Why the Obese Get More Kidney Stones
Data suggest that higher risk of stones is associated with lower urinary pH, researchers say
Urinary supersaturation of uric acid rises with BMI, which could explain why obese individuals have a higher incidence of kidney stones, a study indicates.
Eric N. Taylor, MD, and Gary C. Curhan, MD, ScD, of the Channing Laboratory in Boston, studied 599 stone-forming and 404 non-stone-forming men from the Health Professionals Follow-up Study; 888 stone-forming and 398 non-stone-forming women in the Nurses’ Health Study I (which enrolled registered women nurses aged 30-55 years in 1976); and 689 stone-forming and 295 non-stone-forming women in the Nurses’ Health Study II (which enrolled registered women nurses aged 25-42 years). The researchers examined 24-hour urine samples from subjects with a history of kidney stones and from randomly selected controls as part of an ongoing study to compare urine composition of those with and without kidney stone disease.
Confirming prior research, Drs. Taylor and Curhan found an inverse relationship between BMI and urinary pH. In multivariate analyses, urinary pH values in men, older women, and younger women in the highest quintile of BMI were 0.17, 0.17, and 0.23 less than those in the lowest quintile of BMI, respectively, the researchers reported in the American Journal of Kidney Diseases (2006;48:905-915). As a result, urinary supersaturation of uric acid increased with increasing BMI in all study groups.
“Our results suggest that the increase in stone risk in the overweight and obese may represent an increase in the incidence of uric acid nephrolithiasis,” the authors wrote, noting that previous studies have suggested that the prevalence of uric acid stones is greater in obese than in non-obese individuals.

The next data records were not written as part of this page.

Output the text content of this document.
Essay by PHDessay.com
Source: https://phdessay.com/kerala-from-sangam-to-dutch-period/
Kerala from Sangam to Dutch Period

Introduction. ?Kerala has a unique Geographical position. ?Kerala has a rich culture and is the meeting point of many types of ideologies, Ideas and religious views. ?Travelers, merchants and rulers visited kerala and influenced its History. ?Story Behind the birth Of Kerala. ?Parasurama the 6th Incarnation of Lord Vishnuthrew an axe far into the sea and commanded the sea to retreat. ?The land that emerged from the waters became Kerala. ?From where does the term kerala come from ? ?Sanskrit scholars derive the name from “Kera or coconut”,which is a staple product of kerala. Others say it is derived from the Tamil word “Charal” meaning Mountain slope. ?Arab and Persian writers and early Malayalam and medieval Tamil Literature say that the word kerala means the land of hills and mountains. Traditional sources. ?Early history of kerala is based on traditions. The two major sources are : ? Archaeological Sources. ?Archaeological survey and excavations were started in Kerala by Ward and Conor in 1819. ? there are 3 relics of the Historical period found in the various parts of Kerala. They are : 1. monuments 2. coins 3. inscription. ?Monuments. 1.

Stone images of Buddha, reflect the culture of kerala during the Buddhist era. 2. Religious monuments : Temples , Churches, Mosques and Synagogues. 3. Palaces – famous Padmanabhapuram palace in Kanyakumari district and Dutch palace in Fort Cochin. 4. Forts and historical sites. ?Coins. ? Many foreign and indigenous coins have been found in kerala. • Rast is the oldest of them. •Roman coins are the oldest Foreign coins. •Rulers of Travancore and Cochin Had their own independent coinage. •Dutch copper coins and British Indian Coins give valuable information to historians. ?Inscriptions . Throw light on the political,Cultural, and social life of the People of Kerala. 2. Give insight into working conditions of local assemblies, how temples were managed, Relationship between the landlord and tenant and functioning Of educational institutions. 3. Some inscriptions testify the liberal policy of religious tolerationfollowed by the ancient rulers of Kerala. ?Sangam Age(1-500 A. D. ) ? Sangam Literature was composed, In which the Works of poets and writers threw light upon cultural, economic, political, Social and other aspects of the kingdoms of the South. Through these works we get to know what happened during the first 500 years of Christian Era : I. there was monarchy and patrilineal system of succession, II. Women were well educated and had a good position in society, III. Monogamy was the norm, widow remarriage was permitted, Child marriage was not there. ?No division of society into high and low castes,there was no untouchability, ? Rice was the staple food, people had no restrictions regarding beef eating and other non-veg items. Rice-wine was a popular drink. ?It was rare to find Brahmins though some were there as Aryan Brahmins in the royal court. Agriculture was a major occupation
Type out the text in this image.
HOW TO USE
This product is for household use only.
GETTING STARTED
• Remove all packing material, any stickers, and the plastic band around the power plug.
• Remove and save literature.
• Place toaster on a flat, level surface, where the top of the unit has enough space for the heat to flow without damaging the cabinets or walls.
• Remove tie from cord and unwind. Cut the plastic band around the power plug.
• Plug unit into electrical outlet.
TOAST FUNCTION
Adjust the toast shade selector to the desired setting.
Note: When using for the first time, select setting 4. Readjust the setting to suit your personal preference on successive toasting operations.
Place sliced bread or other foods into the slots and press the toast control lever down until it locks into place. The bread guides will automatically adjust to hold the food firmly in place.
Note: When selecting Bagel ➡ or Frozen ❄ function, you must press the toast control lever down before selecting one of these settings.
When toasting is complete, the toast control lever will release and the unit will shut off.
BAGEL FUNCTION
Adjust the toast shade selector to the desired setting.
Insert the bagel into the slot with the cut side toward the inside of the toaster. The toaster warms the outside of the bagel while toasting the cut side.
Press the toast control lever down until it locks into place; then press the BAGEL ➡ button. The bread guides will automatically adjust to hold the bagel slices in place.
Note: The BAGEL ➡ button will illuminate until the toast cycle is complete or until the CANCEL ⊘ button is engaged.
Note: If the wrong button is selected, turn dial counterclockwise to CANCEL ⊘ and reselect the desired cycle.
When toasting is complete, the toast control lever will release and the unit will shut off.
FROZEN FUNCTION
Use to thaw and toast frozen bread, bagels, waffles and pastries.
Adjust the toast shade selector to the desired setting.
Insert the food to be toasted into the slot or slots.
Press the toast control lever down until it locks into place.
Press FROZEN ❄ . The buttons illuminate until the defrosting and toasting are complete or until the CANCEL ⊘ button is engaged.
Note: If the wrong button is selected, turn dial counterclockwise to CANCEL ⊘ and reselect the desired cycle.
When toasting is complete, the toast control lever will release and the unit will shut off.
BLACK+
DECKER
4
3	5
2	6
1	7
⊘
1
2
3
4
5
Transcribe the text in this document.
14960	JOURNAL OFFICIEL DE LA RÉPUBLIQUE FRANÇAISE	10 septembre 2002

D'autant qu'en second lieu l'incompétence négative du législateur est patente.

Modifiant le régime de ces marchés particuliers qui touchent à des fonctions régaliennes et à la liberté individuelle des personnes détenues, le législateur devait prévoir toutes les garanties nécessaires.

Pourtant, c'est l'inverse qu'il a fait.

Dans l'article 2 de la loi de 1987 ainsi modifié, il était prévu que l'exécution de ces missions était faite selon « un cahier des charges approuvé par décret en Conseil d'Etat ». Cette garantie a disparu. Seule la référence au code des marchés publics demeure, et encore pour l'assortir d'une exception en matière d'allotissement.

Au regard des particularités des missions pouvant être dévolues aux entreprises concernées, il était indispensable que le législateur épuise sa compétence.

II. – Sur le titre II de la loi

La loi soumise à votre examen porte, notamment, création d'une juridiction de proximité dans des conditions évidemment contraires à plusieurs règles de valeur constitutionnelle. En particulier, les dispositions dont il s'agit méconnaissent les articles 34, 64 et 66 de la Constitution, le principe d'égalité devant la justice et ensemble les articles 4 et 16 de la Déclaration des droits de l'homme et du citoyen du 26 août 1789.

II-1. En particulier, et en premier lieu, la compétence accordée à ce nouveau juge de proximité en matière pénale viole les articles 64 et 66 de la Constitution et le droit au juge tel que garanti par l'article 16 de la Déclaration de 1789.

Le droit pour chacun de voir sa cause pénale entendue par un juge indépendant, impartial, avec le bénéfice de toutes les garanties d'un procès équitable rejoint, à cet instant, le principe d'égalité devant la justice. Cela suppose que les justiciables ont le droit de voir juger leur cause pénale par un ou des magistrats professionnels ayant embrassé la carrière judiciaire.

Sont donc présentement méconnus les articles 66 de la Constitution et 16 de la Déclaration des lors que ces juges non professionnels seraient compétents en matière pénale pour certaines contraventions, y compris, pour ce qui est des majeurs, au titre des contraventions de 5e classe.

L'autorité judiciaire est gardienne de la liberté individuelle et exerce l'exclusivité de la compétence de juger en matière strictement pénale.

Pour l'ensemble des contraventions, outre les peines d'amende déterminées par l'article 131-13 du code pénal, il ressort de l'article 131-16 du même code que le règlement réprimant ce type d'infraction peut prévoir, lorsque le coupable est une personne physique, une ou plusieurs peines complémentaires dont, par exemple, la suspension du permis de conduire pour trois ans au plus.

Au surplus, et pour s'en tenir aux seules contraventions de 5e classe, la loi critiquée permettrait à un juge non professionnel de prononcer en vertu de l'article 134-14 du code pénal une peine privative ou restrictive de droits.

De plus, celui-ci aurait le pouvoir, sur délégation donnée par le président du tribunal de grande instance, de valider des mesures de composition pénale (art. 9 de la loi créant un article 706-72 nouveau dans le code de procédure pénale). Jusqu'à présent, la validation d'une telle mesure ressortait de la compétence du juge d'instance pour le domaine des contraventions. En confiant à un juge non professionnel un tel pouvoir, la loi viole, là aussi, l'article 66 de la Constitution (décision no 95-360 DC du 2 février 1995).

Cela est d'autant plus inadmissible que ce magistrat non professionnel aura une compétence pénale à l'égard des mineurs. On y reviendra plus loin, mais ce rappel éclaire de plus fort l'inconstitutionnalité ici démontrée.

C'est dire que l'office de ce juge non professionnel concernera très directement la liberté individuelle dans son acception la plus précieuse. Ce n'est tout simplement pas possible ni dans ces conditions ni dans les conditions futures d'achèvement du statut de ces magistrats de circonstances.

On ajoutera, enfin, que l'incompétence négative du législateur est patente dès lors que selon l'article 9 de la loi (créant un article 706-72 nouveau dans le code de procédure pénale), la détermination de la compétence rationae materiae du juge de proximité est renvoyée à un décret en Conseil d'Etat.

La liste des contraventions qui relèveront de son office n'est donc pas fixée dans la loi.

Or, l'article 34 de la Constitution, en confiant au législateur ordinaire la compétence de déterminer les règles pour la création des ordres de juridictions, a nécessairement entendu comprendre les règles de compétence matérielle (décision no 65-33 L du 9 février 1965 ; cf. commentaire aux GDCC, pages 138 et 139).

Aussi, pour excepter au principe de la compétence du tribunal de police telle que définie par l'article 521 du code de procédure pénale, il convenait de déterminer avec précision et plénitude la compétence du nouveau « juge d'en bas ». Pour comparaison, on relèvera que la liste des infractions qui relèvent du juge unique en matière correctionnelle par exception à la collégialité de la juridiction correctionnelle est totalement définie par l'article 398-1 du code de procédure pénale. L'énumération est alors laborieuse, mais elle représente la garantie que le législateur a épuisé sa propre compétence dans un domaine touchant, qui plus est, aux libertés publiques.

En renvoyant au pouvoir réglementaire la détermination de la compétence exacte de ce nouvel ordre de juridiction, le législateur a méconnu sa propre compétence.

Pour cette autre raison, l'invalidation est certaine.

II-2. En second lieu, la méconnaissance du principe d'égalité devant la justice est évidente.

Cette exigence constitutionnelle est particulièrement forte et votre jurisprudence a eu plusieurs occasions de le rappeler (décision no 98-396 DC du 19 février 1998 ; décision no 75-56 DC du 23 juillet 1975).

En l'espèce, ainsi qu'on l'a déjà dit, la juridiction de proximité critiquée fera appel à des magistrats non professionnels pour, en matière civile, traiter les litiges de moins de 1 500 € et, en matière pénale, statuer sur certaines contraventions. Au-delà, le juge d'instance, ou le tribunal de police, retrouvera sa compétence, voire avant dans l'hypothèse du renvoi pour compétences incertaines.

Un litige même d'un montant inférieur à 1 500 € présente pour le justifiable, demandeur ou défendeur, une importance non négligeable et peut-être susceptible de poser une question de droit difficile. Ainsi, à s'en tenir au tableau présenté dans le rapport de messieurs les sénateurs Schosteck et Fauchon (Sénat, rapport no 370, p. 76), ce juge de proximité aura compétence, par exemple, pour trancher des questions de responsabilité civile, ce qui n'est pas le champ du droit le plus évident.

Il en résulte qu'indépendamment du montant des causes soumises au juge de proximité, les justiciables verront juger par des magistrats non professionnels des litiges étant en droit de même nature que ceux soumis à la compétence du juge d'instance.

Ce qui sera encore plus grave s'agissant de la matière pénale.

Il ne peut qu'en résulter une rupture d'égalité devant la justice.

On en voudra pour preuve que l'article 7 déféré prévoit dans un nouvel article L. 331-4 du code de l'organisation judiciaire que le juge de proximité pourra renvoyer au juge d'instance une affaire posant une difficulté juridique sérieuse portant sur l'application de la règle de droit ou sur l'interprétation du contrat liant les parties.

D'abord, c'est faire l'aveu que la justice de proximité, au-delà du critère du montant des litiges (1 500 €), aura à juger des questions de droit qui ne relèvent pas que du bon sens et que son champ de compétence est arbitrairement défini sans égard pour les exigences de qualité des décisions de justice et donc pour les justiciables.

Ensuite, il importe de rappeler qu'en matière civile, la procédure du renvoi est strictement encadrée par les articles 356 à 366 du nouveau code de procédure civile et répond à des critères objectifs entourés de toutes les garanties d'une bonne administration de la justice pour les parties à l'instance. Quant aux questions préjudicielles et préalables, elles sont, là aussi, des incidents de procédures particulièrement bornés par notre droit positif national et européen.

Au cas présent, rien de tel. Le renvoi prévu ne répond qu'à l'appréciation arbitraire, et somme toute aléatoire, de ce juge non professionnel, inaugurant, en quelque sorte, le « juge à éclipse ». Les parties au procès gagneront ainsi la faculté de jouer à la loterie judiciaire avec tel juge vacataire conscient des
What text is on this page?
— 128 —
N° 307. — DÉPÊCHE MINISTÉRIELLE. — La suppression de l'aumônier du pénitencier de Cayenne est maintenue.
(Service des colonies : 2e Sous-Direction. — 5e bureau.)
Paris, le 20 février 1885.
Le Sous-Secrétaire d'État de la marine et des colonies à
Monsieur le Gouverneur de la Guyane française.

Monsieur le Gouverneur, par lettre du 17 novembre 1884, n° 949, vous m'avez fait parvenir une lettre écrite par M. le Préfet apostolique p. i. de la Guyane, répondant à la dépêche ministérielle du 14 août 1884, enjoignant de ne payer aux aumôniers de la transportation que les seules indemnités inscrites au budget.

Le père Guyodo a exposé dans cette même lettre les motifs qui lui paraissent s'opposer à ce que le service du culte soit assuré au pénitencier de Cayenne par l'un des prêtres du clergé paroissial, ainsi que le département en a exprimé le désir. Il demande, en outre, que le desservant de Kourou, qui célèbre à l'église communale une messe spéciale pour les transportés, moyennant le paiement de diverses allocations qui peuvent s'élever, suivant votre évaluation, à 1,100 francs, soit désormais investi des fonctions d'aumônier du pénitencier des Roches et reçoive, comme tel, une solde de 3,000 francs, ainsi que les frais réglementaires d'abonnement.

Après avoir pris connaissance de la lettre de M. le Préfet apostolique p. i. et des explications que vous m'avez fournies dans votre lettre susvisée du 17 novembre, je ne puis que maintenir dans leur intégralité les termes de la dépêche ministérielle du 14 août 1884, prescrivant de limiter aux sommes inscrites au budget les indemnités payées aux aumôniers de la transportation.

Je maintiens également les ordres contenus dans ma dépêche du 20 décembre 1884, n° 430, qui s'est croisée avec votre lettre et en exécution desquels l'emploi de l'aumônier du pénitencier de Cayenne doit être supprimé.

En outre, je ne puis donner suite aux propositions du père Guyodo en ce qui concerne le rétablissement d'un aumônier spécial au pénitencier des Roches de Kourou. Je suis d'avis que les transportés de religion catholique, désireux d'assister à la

Urinary calcium excretion rose slightly with increasing BMI in men and stone-forming younger women (from the Nurses’ Health Study II), but the association did not persist after adjusting for urinary phosphate and sodium excretion. BMI and urinary calcium excretion were inversely related in older women (from the Nurses’ Health Study I). In all three cohorts, BMI was positively associated with urinary oxalate excretion. Due to differences in urinary volume and the excretion of inhibitors such as citrate, the urinary supersaturation of calcium oxalate did not increase across quintiles of BMI in any of the study populations.
“To the extent that urinary supersaturation predicts risk for nephrolithiasis, our data suggest that risk for calcium oxalate stone formation does not increase with increasing body size,” the investigators wrote.